Excerpts from The American Frontier, 1800-1899, William C Davis, SmithMark Books.
"Initially, it was peoples of English-speaking background who came west: Englishmen, Scots, few Welsh, along with a few Swiss and Huguenots, some Germans in Missouri and Texas, and a smattering of other peoples. But rapidly as the west opened up, more and more immigrants from across the Atlantic arrived to stake their claim. More than 15% of Californians by 1870 were Irish and German."
"Iowa, Missouri and the northern tier of Dakotas to Montana hummed more to the musical speech of Swedes, the Norwegians and the Danes."
"In 1870, the Chinese population in California reached more than 70,000."
"The most expensive part of a sod house would be its windows, and could cost $1.25... the price of 1 acre of land."
"As soon as churches formed, often meeting initially in some pioneer's soddy, dozens of settlers in the locality became attendees, regardless of their denominations in former days."
"Even more savored the days set aside for pure frolic.

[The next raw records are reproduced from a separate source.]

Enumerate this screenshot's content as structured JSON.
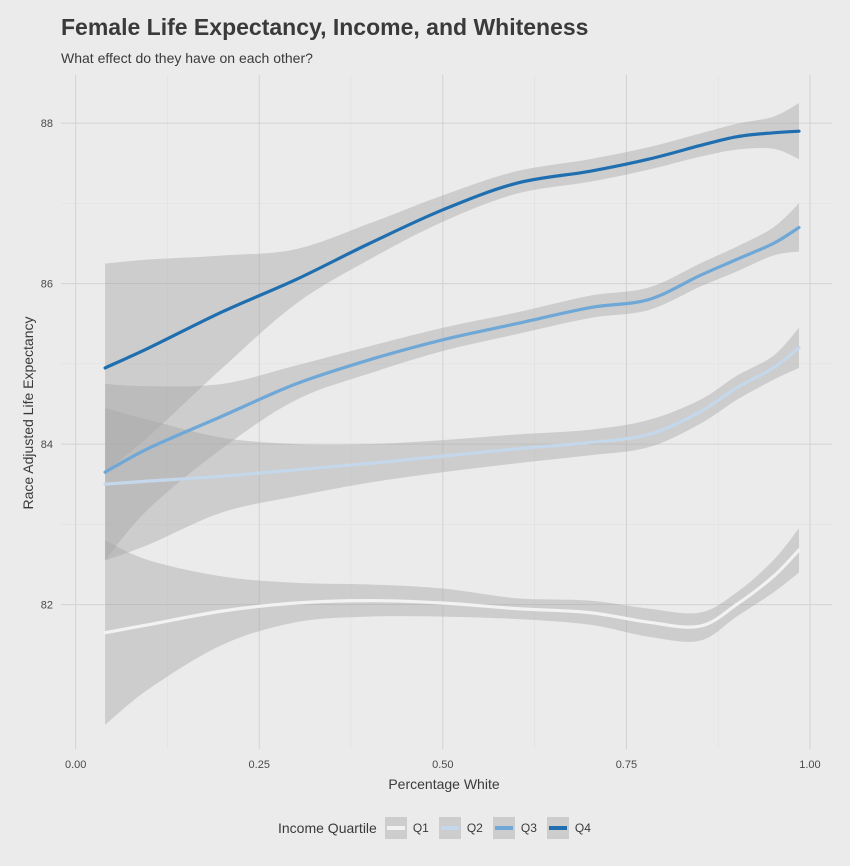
{
  "chart_data": {
    "type": "line",
    "title": "Female Life Expectancy, Income, and Whiteness",
    "subtitle": "What effect do they have on each other?",
    "xlabel": "Percentage White",
    "ylabel": "Race Adjusted Life Expectancy",
    "xlim": [
      -0.02,
      1.03
    ],
    "ylim": [
      80.2,
      88.6
    ],
    "x_ticks": [
      0.0,
      0.25,
      0.5,
      0.75,
      1.0
    ],
    "x_tick_labels": [
      "0.00",
      "0.25",
      "0.50",
      "0.75",
      "1.00"
    ],
    "y_ticks": [
      82,
      84,
      86,
      88
    ],
    "y_tick_labels": [
      "82",
      "84",
      "86",
      "88"
    ],
    "grid": true,
    "legend": {
      "title": "Income Quartile",
      "position": "bottom"
    },
    "x": [
      0.04,
      0.1,
      0.2,
      0.3,
      0.4,
      0.5,
      0.6,
      0.7,
      0.78,
      0.85,
      0.9,
      0.95,
      0.985
    ],
    "series": [
      {
        "name": "Q1",
        "color": "#f2f2f2",
        "values": [
          81.65,
          81.75,
          81.92,
          82.02,
          82.05,
          82.02,
          81.95,
          81.9,
          81.78,
          81.73,
          82.0,
          82.35,
          82.68
        ],
        "lower": [
          80.5,
          80.95,
          81.5,
          81.78,
          81.85,
          81.85,
          81.82,
          81.75,
          81.6,
          81.55,
          81.85,
          82.15,
          82.4
        ],
        "upper": [
          82.8,
          82.55,
          82.35,
          82.27,
          82.25,
          82.2,
          82.08,
          82.05,
          81.95,
          81.9,
          82.15,
          82.55,
          82.95
        ]
      },
      {
        "name": "Q2",
        "color": "#c5d7ea",
        "values": [
          83.5,
          83.54,
          83.6,
          83.68,
          83.76,
          83.85,
          83.94,
          84.02,
          84.12,
          84.4,
          84.7,
          84.95,
          85.2
        ],
        "lower": [
          82.55,
          82.75,
          83.15,
          83.35,
          83.52,
          83.65,
          83.76,
          83.86,
          83.96,
          84.25,
          84.55,
          84.8,
          84.95
        ],
        "upper": [
          84.45,
          84.3,
          84.08,
          84.0,
          84.0,
          84.05,
          84.12,
          84.18,
          84.3,
          84.55,
          84.85,
          85.1,
          85.45
        ]
      },
      {
        "name": "Q3",
        "color": "#6fa8d6",
        "values": [
          83.65,
          83.95,
          84.35,
          84.75,
          85.05,
          85.3,
          85.5,
          85.7,
          85.8,
          86.1,
          86.3,
          86.5,
          86.7
        ],
        "lower": [
          82.55,
          83.2,
          83.95,
          84.55,
          84.88,
          85.16,
          85.37,
          85.57,
          85.67,
          85.96,
          86.15,
          86.35,
          86.4
        ],
        "upper": [
          84.75,
          84.72,
          84.75,
          84.98,
          85.22,
          85.45,
          85.64,
          85.85,
          85.95,
          86.25,
          86.46,
          86.7,
          87.0
        ]
      },
      {
        "name": "Q4",
        "color": "#1f6fb0",
        "values": [
          84.95,
          85.2,
          85.65,
          86.05,
          86.5,
          86.92,
          87.25,
          87.4,
          87.55,
          87.72,
          87.83,
          87.88,
          87.9
        ],
        "lower": [
          83.65,
          84.1,
          84.95,
          85.75,
          86.3,
          86.77,
          87.12,
          87.27,
          87.42,
          87.58,
          87.67,
          87.68,
          87.55
        ],
        "upper": [
          86.25,
          86.3,
          86.35,
          86.43,
          86.75,
          87.1,
          87.4,
          87.55,
          87.7,
          87.87,
          87.99,
          88.08,
          88.25
        ]
      }
    ]
  }
}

The 4th of July, the 'harvest home' party that signalled the end of the harvest season, the passing through of travelling medical shows, dramatic troupes, even lecture and debating societies, all produced an inevitable picnic and an afternoon of respite from grueling work and sleep."
"Frontier people needed these entertainments to keep them sane in the face of cyclones, tornadoes, drought, crop blights, livestock epidemics, the almost inevitable loss of a child to diphtheria or undiagnosed fevers, the dust storms, prairie fires in the summer, and blizzards in the winter... Death and tragedy were constant companions. Indeed, even funerals rated highly among social gatherings, so precious was the need to be with others for a few brief moments of solitude."
"Livingston, Montana had 3,000 people in 1883 and 33 saloons."